Soul Fest Nine Nights (Southbank)

Enjoyed the premier UK screening of Veronica Mckenzies Nine Nights at the Southbank at 15:30 , the Metropolitan line had planned engineering works from Wembley Park to Aldgate & I felt blessed to of arrived on time via the Jubilee line even if it was only a minute and very few seats left.
Nine Nights was written & directed by Veronica divining the premature death of her mother & how she coped over the African (? Might not of heard it correctly) traditional morning period. The 99 min film followed lead 'Marcia Haines' through the traumatic grieving and psychological disturbance of denial disbelief & distress of walking away from her brother Michaels road collision & her subsequent coming to terms with relationships between her Mothers family. The Father had left earlier and wasn't represented but is called into the storyline several occasions with the sisters explaining their past.

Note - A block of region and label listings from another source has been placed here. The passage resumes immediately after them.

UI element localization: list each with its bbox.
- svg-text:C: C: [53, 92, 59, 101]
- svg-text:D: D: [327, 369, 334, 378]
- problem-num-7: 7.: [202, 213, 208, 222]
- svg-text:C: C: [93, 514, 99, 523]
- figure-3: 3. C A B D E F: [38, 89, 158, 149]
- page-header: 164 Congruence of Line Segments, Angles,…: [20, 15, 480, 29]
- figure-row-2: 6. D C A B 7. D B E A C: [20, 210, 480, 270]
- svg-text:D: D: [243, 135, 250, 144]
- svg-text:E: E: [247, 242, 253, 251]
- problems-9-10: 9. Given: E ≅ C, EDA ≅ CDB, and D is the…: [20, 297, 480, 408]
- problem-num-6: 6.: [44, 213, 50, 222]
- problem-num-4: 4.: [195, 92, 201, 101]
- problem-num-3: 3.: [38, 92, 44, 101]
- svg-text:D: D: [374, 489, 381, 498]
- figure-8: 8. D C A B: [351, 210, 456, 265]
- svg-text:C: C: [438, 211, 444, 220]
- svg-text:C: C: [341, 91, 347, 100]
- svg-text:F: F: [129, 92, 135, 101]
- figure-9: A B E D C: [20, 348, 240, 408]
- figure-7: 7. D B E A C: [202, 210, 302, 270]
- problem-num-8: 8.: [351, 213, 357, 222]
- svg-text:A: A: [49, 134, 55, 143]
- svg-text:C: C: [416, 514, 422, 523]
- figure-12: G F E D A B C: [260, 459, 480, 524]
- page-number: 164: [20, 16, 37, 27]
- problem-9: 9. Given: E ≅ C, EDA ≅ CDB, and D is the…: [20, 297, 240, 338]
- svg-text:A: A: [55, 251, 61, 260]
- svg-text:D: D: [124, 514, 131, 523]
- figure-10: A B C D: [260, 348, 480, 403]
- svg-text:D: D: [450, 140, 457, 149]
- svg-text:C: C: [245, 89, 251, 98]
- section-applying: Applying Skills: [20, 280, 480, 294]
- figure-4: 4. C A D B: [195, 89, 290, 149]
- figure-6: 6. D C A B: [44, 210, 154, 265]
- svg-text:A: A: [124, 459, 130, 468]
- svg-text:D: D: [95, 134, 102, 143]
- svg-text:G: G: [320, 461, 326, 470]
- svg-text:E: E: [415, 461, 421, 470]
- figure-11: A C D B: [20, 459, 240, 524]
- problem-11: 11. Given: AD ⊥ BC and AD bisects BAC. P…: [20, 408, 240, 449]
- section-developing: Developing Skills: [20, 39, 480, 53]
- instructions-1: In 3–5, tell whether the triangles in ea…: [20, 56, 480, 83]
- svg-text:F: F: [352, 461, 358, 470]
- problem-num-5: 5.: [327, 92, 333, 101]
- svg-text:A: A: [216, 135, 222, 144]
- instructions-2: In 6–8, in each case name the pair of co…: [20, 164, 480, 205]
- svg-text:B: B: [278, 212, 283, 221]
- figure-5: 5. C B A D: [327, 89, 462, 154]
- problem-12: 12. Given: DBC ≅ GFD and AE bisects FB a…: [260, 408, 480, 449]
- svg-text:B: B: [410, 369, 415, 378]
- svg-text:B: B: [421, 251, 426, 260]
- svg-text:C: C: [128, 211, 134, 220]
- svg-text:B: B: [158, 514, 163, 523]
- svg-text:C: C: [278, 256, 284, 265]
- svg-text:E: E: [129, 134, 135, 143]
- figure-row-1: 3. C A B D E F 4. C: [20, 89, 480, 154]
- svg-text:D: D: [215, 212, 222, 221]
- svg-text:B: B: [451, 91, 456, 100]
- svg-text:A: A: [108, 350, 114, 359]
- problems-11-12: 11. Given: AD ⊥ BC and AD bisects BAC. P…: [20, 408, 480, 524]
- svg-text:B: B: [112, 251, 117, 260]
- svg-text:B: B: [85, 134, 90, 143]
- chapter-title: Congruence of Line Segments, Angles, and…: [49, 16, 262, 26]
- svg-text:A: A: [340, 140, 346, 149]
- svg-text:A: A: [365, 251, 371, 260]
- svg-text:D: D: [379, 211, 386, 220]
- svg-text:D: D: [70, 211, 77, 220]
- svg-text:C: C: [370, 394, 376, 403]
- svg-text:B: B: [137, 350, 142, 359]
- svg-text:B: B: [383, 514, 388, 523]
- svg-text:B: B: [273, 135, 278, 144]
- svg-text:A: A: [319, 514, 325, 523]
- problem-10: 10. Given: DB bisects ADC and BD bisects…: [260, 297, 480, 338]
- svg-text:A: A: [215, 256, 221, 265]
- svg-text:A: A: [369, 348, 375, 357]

Having recently performed at a Haitian funeral featuring the screaming section where the relatives scream emotionally at the open or closed coffin and the congregation shout and the spirits are quenched with airs of pain and tribal angst (If you've seen On Green Dolphin Street or Live & let Die your way over doing it, there's no intentional sacrifices to Gods or Voodoo to appease possible future deaths or claims.)

The approachable dark humour demonstrated Mckenzies coping and community spirit was displayed clearly in the locations and within the audience. I felt Diane Parish could have entered any of the scenes at any moment , the soundtrack featured beautiful arranging and compositions by Arhynn Descy (South African?) & I wish Veronica & her team the upmost success at securing UK cinema distribution.